We have opposed numerous attempts to suppress our criticisms. When the HU administration declared that we would only receive a room for a meeting on the condition that we refrained from criticizing professors, we organized a campaign against this censorship, won broad support among students and finally got a room without any conditions.

Two years ago, under the title “Scholarship or War Propaganda?” we published a book detailing the attempts to revise history at Humboldt University, the return of German militarism and the subsequent controversy.

Support for the IYSSE has continued to grow. We have been elected to the student parliament for the past three years—each time with a better result than the year before. This year, the IYSSE received more votes than the student groups of the CDU, the Greens and the Left Party. We have introduced important resolutions defending the right to criticize right-wing professors, and have won the support of the student parliament.

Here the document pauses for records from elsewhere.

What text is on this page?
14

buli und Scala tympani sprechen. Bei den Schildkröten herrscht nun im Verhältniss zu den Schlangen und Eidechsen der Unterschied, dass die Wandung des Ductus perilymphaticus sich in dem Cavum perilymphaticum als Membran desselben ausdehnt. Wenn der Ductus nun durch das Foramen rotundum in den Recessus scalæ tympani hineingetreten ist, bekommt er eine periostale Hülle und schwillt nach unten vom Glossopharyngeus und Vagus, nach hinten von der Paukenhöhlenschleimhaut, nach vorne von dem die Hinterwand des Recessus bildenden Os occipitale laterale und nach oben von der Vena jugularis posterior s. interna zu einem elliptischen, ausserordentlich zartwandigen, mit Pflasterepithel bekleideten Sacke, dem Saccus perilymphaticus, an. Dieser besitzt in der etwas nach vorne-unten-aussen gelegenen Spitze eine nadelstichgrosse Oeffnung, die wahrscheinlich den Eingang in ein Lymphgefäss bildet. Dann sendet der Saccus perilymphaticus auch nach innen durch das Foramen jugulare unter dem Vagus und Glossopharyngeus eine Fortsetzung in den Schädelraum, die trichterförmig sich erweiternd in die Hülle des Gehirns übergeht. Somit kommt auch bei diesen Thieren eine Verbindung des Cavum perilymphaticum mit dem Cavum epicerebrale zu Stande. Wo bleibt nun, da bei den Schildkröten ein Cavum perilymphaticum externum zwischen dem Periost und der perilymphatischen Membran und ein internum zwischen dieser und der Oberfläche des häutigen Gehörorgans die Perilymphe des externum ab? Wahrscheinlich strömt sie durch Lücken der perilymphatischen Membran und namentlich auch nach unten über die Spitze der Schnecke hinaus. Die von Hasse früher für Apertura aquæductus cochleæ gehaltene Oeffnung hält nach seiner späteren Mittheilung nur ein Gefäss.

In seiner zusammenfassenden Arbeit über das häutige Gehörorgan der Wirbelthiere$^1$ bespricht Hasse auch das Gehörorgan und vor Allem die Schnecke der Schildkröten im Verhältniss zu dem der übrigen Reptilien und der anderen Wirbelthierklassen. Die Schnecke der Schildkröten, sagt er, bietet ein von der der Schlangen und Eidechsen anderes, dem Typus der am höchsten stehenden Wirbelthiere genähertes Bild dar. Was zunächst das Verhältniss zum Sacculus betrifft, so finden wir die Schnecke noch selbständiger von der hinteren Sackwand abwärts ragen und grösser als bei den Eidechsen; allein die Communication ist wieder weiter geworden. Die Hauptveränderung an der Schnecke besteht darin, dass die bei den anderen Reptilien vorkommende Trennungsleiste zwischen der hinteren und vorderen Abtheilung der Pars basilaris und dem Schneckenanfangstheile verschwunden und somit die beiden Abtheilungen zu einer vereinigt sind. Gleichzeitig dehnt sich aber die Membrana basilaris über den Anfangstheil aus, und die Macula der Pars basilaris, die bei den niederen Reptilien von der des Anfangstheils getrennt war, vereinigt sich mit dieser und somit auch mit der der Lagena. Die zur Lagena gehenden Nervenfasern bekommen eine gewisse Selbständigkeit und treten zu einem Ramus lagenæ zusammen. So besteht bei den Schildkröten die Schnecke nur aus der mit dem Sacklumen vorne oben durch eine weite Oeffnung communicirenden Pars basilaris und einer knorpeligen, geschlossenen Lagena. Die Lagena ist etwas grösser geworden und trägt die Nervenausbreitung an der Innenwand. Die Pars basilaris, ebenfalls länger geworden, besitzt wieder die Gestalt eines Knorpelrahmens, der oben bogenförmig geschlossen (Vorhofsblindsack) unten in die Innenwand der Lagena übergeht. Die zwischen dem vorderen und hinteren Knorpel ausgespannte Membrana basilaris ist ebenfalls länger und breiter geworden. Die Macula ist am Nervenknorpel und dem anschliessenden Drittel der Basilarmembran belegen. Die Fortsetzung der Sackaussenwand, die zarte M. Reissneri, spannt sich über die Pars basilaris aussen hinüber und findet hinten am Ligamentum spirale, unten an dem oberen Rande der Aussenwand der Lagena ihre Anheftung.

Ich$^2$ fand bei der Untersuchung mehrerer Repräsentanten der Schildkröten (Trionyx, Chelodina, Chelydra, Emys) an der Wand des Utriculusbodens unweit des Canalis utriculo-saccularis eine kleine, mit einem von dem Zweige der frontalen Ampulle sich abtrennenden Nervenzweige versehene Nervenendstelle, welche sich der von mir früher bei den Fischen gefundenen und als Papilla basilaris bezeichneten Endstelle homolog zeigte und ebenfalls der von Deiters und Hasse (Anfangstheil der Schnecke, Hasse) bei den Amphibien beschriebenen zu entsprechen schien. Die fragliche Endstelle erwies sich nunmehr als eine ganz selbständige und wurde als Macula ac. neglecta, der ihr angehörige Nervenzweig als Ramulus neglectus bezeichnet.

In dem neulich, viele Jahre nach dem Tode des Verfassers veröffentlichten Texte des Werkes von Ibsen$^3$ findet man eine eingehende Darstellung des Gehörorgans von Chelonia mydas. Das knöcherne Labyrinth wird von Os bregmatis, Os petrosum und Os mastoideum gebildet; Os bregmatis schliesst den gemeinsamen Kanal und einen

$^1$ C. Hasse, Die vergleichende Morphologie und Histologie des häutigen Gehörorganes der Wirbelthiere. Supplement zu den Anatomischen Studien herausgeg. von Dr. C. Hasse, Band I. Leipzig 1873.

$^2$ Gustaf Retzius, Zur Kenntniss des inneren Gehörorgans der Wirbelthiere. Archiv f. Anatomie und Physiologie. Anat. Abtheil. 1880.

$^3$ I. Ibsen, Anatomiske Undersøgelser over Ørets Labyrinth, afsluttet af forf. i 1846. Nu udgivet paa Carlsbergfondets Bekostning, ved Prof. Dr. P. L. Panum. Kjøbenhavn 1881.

In the meantime, students from other German universities have taken up our criticisms. Student bodies at a number of universities in and outside Berlin have expressed their support for the work of the IYSSE, condemned Baberowski and supported us against the attacks of the university administration. Three days ago, the HU student parliament passed a resolution, by a large majority, calling on the university administration to publicly revoke its support for Baberowski and take a stand against his right-wing positions.

The events at Humboldt University contain important political lessons. As if under a microscope, one can observe what is taking place today in capitalist society in every country: a small but influential stratum at the top is seeking to impose its agenda of war, dictatorship and social counterrevolution against the vast majority of the population—against the working class and youth.

Opposition to this development is enormous. It finds, however, no expression in the existing parties and organizations. The intervention of the IYSSE has brought this opposition to the surface and is providing it with a political perspective. Even our most determined opponents recognize this. In a vile attack on the IYSSE and the WSWS, the Frankfurter Allgemeine Zeitung was forced to concede that we are having “a very powerful impact.”

As was the case in the 1930s, today it is also only the Trotskyists who comprehend the real danger of war, who warn against it and formulate a revolutionary perspective to oppose war. The defence of historical truth plays an important role in the political education of a new generation of socialist workers and youth. We call upon all our listeners to draw the lessons from this struggle and participate in the construction of our party.